A leading campaigner on access and rights of way has described press reports of impending challenges to rights of way as misleading and muddled.
The Times and Telegraph reported that homeowners will soon have the right to divert rights of way that pass close to their houses.
But Kate Ashbrook, general secretary of the Open Spaces Society, said a working party is still thrashing out details of how rights of way will be handled under the Deregulation Bill.
The Telegraph said: “Homeowners will be allowed to divert historic rights of way from their land under plans being drawn up by ministers.
“Owen Paterson, the Environment Secretary, wants to help householders who find that walkers regularly trample through their gardens or past their properties using centuries-old routes.
“The development follows years of campaigning by residential groups who say councils invoking ancient rights of way through private land have made their lives unbearable. A path becomes a right of way after 20 years of ‘unhindered public use’.
“Mr Paterson will give property owners the right to ask for a public path to be diverted so it goes round a house or garden rather than straight through it.
“Such requests would also be given a presumption in favour under statutory guidance being drawn up by his officials.”
Ms Ashbrook said: “The article in today’s Times is misleading and muddled. There is nothing in the draft Deregulation Bill about giving homeowners the right to bar ramblers from land.
“The bill, in streamlining the processing of claims for public paths based on historic evidence or 20 years’ uninterrupted use, enables a landowner, over whose land a path is claimed, to discuss with the local authority a simultaneous diversion to make the path claim uncontentious.
“Any such diversion must meet the current public-interest tests for diversions and [the Department for Environment, Food and Rural Affairs] has not, as stated in the article, said there will be a presumption in favour of such a request.
“The detail is still being discussed by the working group – consisting of representatives of landowners, path-users and local authorities – which is advising Defra on the Bill.
“The provisions are not a free-for-all for landowners as the article implies.”
The row came as the OSS celebrated the 80th anniversary of the law which enables the public to claim rights of way if there has been 20 years’ unhindered passage.
The Rights of Way Act 1932 came into effect on 1 January 1934 and applied throughout England and Wales.
Ms Ashbrook said: “To this rule we owe thousands of public paths.
The 1932 act also introduced a provision whereby a landowner could deposit with the local authority a map and statement indicating which routes he admitted as public highways.
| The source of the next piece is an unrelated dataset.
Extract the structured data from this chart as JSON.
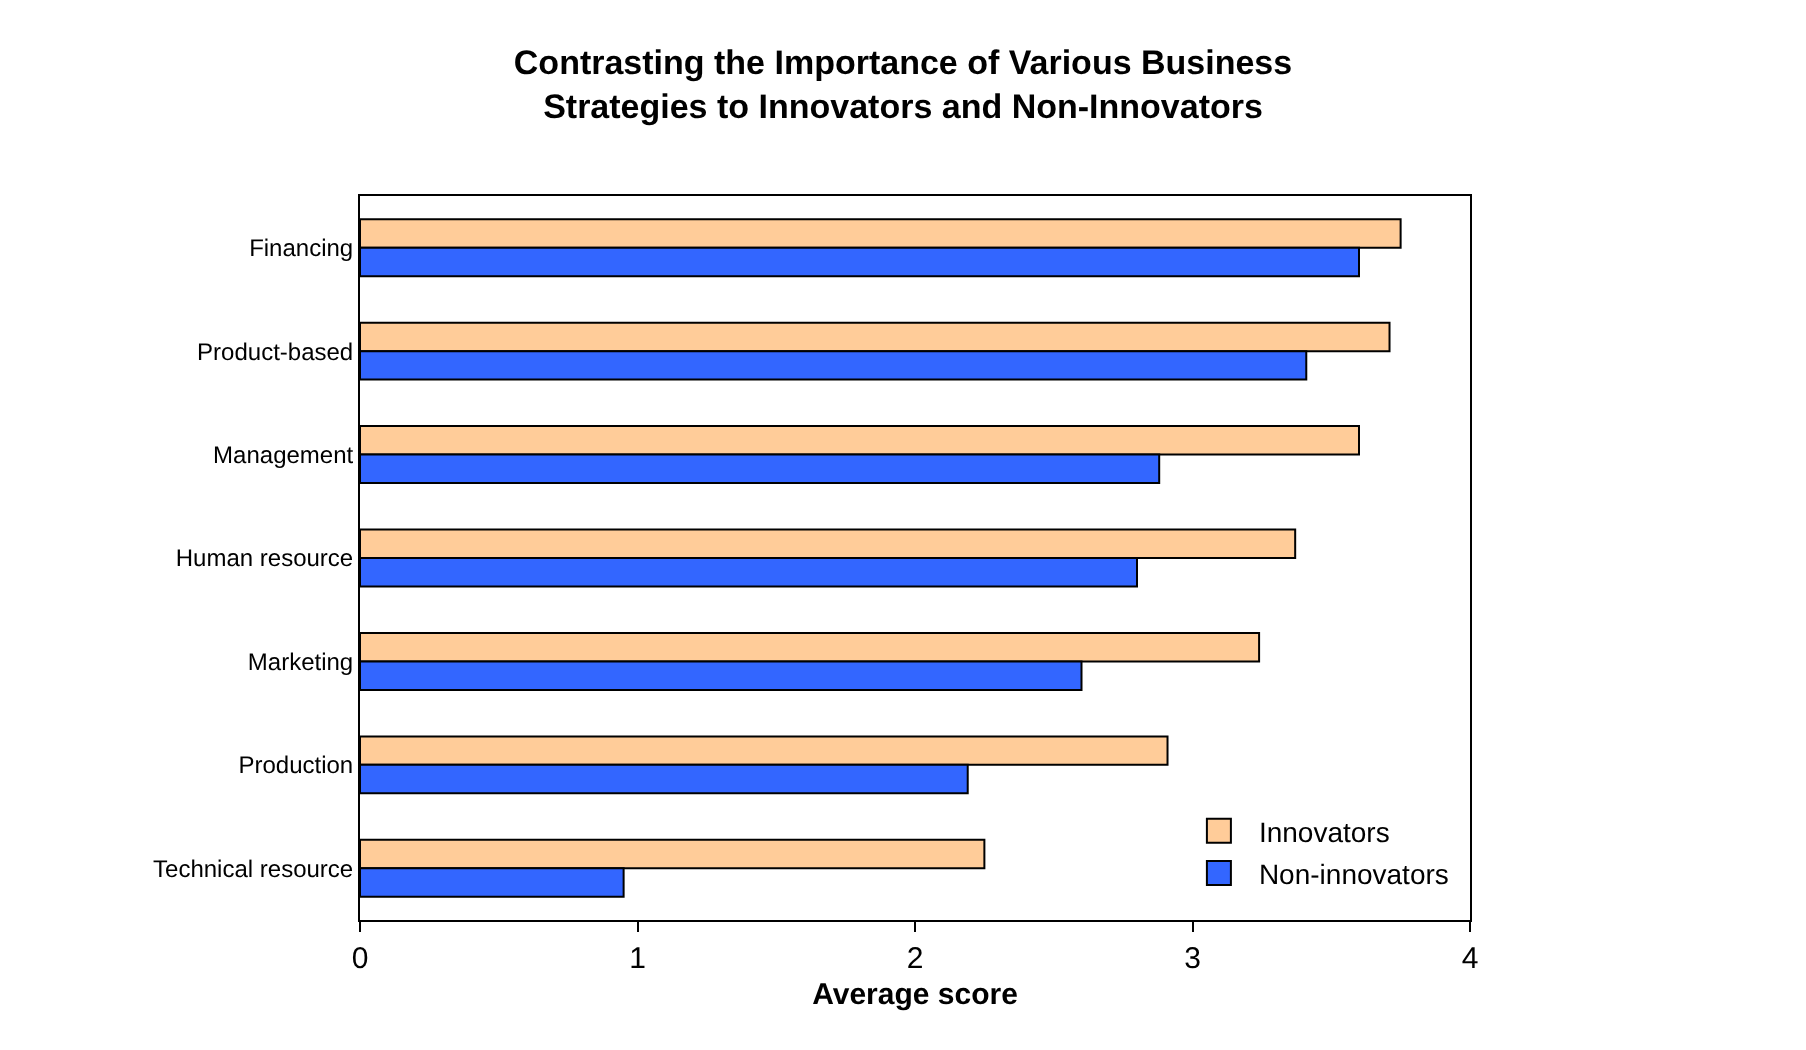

Any routes not shown would need to be claimed by the public in order to gain the status of public highway. The map and statement had to be renewed every six years. This was recently updated in favour of landowners so that the map and statement only need to be renewed every 20 years rather than the six years originally stipulated.
The OSS general secretary said: “We are proud to celebrate the 80th anniversary of the act in which our society played such an important part.
“With good reason we were known as the ‘People’s Watchdog’.
“Landowners today claim that they suffer hardship when path users unearth evidence of a right of way over their land.
“But if they and their predecessors had followed the provisions of the 1932 act and subsequent legislation and deposited maps and statements of routes which they believed to be highways, there would be little opportunity now for surprises.
“They have only themselves to blame for failing to do this.”